Seven stories, one for each of Neil Gaiman’s Endless siblings. It wouldn’t seem like the best description to drum up interest in the newest (although not so very new) Sandman graphic novel, Endless Nights. At least, it wouldn’t to people who aren’t familiar with the series. If you are, seeing Neil Gaiman’s name attached to this property most likely comprises one of the few value guarantees out there. (I’ll try my damnedest not to gush further, when the next one of these comes up.)
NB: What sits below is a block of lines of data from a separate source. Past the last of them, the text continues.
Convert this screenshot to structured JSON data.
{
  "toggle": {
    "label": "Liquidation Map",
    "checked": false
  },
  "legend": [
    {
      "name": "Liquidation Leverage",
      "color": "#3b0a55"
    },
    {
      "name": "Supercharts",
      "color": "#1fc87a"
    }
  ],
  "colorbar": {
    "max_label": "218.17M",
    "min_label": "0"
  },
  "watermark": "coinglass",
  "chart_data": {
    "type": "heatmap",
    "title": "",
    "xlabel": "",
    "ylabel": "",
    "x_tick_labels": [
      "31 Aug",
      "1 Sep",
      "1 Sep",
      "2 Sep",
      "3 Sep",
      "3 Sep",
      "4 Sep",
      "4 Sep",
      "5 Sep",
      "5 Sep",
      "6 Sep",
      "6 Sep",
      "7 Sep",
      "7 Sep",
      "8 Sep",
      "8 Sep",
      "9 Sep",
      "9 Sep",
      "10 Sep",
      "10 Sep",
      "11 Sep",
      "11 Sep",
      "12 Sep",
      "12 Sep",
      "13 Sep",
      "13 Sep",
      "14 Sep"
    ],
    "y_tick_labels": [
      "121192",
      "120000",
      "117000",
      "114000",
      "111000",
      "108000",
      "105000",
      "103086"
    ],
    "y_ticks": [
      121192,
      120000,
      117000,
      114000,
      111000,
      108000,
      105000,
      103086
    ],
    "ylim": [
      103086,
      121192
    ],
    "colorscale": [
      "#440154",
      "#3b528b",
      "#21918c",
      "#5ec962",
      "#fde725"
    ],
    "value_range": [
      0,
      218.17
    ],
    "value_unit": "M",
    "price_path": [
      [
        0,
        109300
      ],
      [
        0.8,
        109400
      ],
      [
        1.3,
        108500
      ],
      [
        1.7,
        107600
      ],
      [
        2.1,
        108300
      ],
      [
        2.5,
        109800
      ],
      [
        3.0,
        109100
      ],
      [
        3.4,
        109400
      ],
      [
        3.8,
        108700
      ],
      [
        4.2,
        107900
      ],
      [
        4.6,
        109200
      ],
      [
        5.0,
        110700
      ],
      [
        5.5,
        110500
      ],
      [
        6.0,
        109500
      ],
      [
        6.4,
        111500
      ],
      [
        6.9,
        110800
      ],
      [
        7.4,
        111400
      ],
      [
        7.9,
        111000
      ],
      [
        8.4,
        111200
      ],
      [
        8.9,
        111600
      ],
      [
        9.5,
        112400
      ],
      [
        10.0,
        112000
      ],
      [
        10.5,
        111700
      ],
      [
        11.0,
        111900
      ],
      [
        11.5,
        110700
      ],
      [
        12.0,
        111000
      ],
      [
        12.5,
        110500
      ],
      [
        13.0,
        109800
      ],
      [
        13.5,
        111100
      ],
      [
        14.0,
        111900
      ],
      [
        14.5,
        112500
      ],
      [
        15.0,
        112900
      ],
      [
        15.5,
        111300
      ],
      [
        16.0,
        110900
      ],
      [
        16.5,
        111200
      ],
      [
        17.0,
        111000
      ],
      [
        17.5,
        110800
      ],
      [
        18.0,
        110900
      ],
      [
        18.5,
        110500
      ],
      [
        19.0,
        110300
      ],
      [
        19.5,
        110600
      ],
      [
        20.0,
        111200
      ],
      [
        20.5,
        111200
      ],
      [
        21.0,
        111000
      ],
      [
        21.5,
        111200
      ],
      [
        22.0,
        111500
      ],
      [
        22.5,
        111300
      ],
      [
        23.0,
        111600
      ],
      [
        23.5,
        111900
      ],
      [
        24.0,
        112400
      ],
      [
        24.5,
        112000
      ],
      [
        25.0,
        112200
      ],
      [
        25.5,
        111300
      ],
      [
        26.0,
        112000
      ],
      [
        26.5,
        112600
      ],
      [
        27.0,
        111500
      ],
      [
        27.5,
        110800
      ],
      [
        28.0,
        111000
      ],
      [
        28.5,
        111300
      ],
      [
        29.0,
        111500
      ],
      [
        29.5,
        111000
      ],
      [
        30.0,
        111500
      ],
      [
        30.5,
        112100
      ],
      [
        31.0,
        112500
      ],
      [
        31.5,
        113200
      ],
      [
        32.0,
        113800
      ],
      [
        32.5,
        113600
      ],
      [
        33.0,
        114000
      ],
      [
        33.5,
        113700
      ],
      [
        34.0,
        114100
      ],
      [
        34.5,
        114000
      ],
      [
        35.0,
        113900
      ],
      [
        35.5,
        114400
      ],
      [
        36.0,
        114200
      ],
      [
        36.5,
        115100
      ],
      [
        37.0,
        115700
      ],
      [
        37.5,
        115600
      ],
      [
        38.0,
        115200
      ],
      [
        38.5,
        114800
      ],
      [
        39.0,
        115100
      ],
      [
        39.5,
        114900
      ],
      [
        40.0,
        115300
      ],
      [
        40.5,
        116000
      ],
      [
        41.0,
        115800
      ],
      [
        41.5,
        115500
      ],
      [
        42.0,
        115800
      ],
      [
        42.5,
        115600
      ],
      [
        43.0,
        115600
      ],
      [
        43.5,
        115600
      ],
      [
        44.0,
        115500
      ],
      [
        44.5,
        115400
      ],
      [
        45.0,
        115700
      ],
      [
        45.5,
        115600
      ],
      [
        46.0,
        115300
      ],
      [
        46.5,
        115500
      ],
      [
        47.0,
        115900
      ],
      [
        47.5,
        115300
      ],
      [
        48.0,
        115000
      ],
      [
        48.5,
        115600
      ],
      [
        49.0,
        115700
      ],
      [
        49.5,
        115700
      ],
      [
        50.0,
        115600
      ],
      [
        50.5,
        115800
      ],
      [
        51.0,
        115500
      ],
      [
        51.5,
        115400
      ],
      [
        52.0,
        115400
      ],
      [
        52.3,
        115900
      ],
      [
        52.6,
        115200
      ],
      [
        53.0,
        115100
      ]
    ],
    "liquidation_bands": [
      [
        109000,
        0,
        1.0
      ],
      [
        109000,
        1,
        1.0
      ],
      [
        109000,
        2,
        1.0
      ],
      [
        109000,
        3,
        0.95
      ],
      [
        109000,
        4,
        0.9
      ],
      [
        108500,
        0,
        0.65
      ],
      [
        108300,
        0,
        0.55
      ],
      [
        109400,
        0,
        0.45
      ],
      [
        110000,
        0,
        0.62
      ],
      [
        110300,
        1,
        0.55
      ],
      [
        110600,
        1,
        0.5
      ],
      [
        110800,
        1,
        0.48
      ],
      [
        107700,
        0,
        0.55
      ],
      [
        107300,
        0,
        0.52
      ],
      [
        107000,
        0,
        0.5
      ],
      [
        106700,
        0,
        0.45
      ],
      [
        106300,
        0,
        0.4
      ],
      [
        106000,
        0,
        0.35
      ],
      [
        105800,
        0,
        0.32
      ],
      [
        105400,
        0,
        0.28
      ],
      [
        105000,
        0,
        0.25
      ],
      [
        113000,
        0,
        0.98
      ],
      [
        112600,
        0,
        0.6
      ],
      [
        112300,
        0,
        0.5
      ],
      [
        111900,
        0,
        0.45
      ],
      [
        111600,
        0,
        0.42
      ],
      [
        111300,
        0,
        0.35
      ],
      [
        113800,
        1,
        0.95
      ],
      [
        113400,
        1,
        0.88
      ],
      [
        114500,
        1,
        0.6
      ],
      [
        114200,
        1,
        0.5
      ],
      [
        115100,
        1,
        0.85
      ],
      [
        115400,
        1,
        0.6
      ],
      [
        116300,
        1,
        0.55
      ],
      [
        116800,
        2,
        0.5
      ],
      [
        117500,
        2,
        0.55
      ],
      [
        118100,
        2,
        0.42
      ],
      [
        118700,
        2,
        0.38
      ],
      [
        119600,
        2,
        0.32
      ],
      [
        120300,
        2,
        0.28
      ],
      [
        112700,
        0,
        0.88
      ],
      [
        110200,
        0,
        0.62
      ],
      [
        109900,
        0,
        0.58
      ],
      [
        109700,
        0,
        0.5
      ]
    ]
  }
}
Impressions: Desire’s story made me like it a little, which I’m not sure I ever had before. (Not that this lasted for very long.) Despair, although not an actual tale in the conventional sense, was gut-wrenchingly effective. Destiny is as uninteresting as he ever was, but I don’t think it’s his fault. Ten panels of Delight was enough to break my heart. Gaiman’s smart, to use her as sparingly as he has over all these years.

Finally, there are a couple of spoilers about the main sequence stories included here. That story is a lot more about the journey than the destination, but also these would probably be easier to appreciate by knowing the characters more thoroughly, anyhow.